France: Fillon beats rival Juppé tapping into ‘rightwing mood’
The former French prime minister Francois Fillon won France’s center-right primary by a landslide, beating Bordeaux mayor Alain Juppé.
Published: November 28, 2016, 6:11 am
Just two weeks ago polls had shown Juppé, a centrist with bipartisan appeal, with a comfortable lead.
After tapping into a “rightwing mood”, Fillon is the leading mainstream candidate to take on National Front leader Marine Le Pen in the presidential election next year.
While campaigning, Fillon told voters: “France is more rightwing than it has ever been,” and that he was the only one able to tap into that mood and win France’s “ideological battle”.
But in the runoff of the Républicains’ primary late Sunday, Fillon garnered 66.5 percent of votes according to counts from almost all polling stations, while Juppé trailed with 33.2 percent.
Despite his unpopular plan to slash public sector jobs, reduce the welfare state, cut taxes for the rich and loosen business regulations, Fillon is no Margaret Thatcher.
He does not intend to privatise state companies or curb France’s traditionally high public spending.
Fillon served as prime minister from 2007-2012 under the unpopular president Nicolas Sarkozy. Fillon promised economic reform then, but failed to deliver.
France’s mainstream parties have had to rethink their approach to Le Pen, an anti-immigrant euroskeptic who polls show would easily reach the second-round runoff of the presidential election in May.
The vice president of the National Front, Florian Philippot, said on Sunday, Fillon offered the same austerity recipe that the European Commission had imposed upon Greece.

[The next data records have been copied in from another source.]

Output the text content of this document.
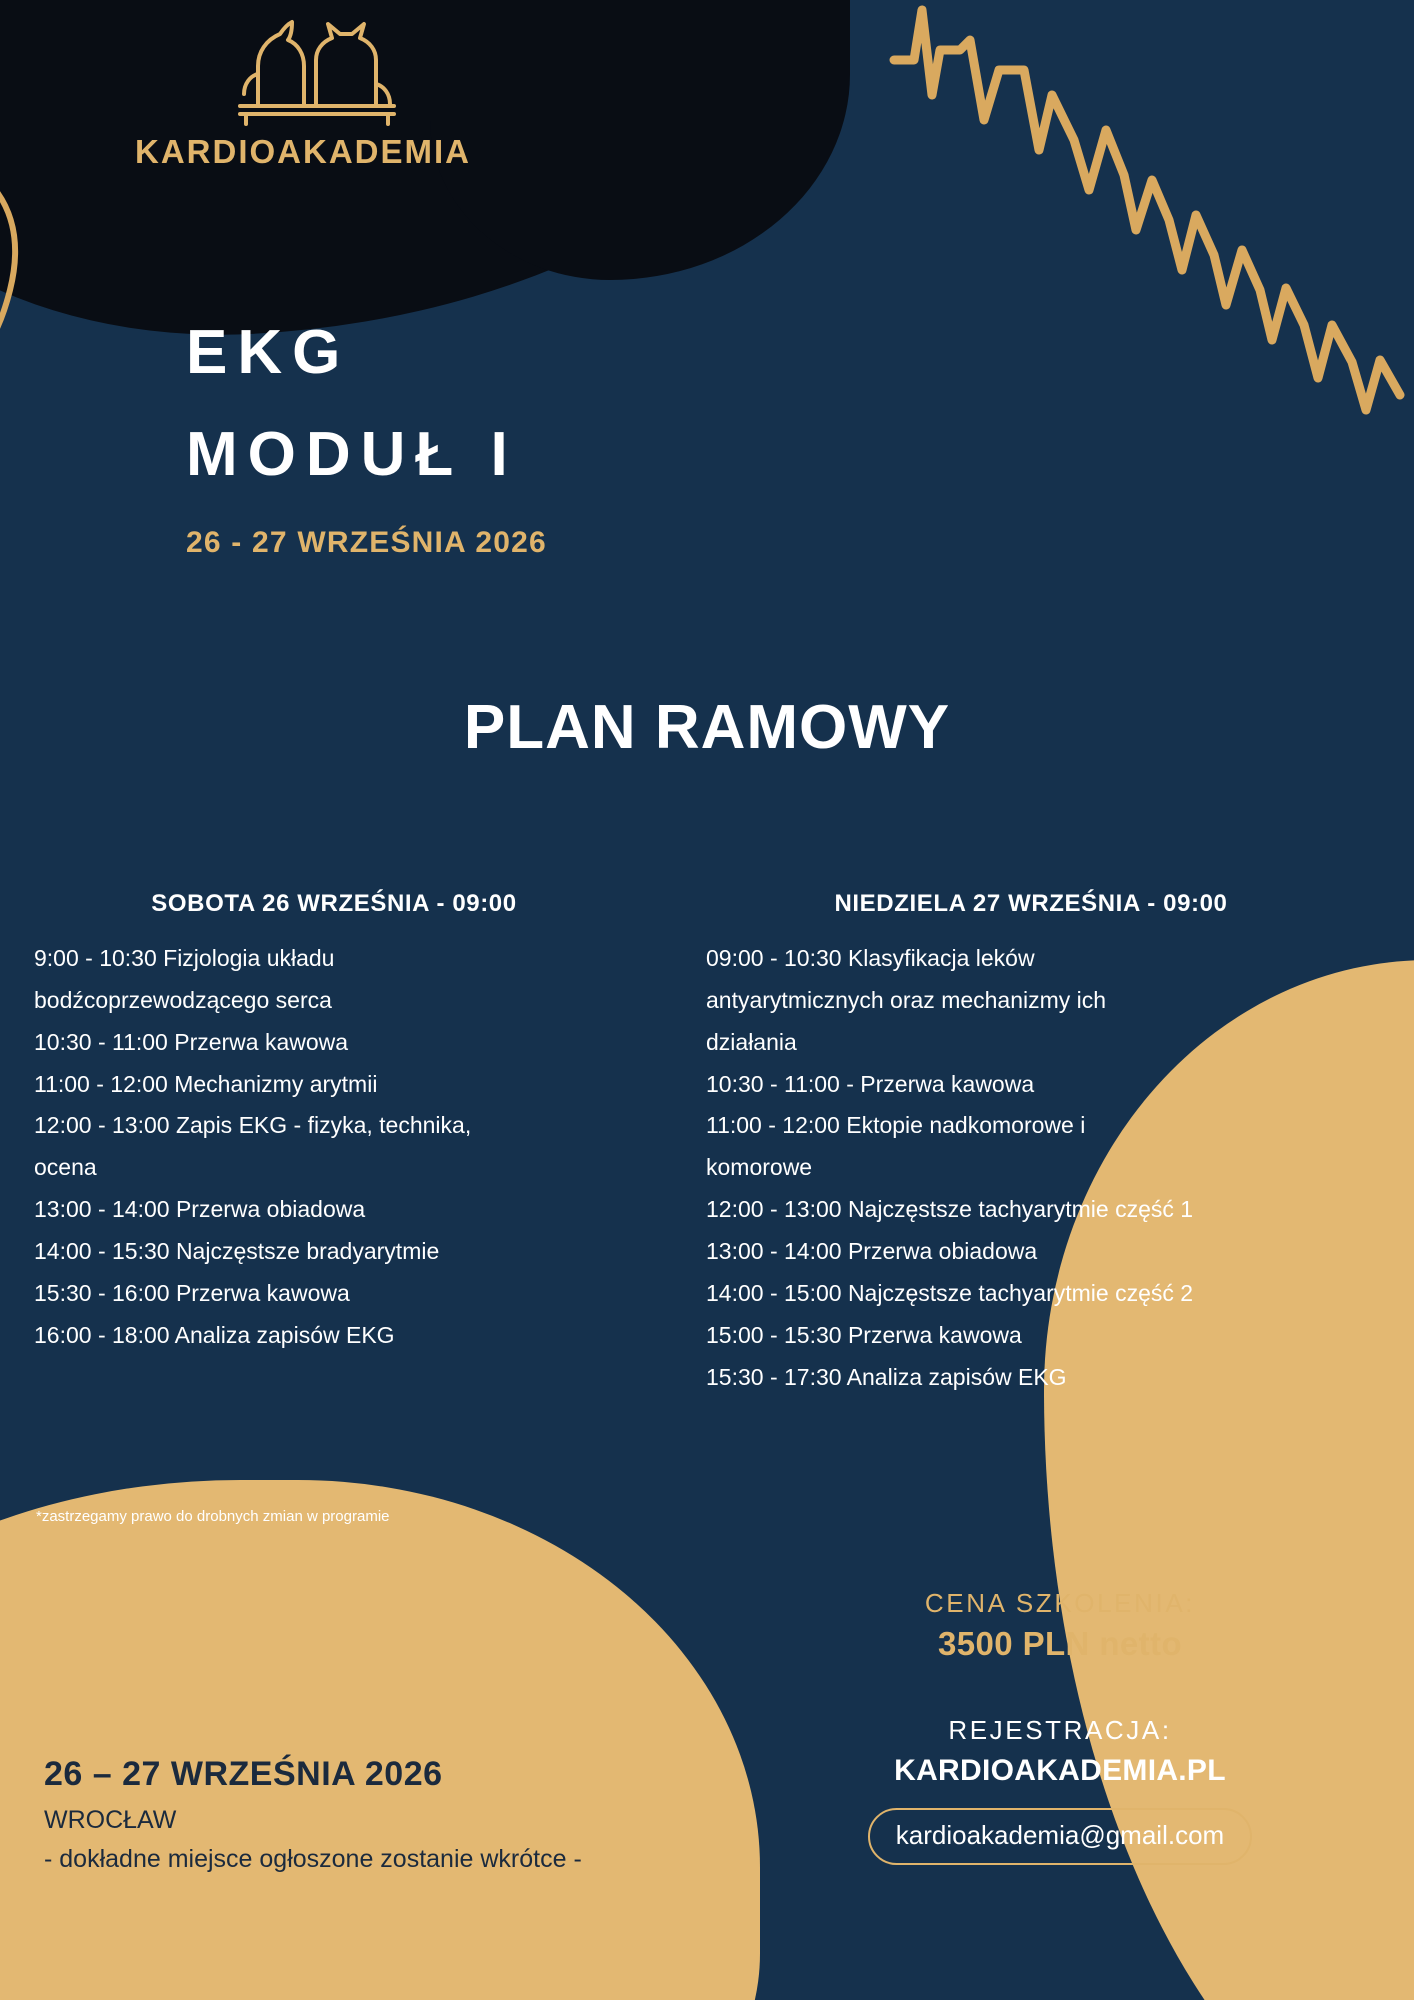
KARDIOAKADEMIA
EKG
MODUŁ I
26 - 27 WRZEŚNIA 2026
PLAN RAMOWY
SOBOTA 26 WRZEŚNIA - 09:00
9:00 - 10:30 Fizjologia układu
bodźcoprzewodzącego serca
10:30 - 11:00 Przerwa kawowa
11:00 - 12:00 Mechanizmy arytmii
12:00 - 13:00 Zapis EKG - fizyka, technika,
ocena
13:00 - 14:00 Przerwa obiadowa
14:00 - 15:30 Najczęstsze bradyarytmie
15:30 - 16:00 Przerwa kawowa
16:00 - 18:00 Analiza zapisów EKG
NIEDZIELA 27 WRZEŚNIA - 09:00
09:00 - 10:30 Klasyfikacja leków
antyarytmicznych oraz mechanizmy ich
działania
10:30 - 11:00 - Przerwa kawowa
11:00 - 12:00 Ektopie nadkomorowe i
komorowe
12:00 - 13:00 Najczęstsze tachyarytmie część 1
13:00 - 14:00 Przerwa obiadowa
14:00 - 15:00 Najczęstsze tachyarytmie część 2
15:00 - 15:30 Przerwa kawowa
15:30 - 17:30 Analiza zapisów EKG
*zastrzegamy prawo do drobnych zmian w programie
CENA SZKOLENIA:
3500 PLN netto
REJESTRACJA:
KARDIOAKADEMIA.PL
kardioakademia@gmail.com
26 – 27 WRZEŚNIA 2026
WROCŁAW
- dokładne miejsce ogłoszone zostanie wkrótce -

“It is terrible for the middle class, for poor pensioners, and for the working class, and it yields no economic result,” Philippot told French state television.
The people who voted in Sunday’s primary only represent a small part of the French electorate — around 4 million out of a population of around 66 million.
The deeply unpopular governing French Socialist party, will choose its presidential candidate during a primary race in January.
Francois Hollande is the least popular French president since the second world war, with his satisfaction rating in one recent poll as low as 4 percent, according to the French daily Le Monde.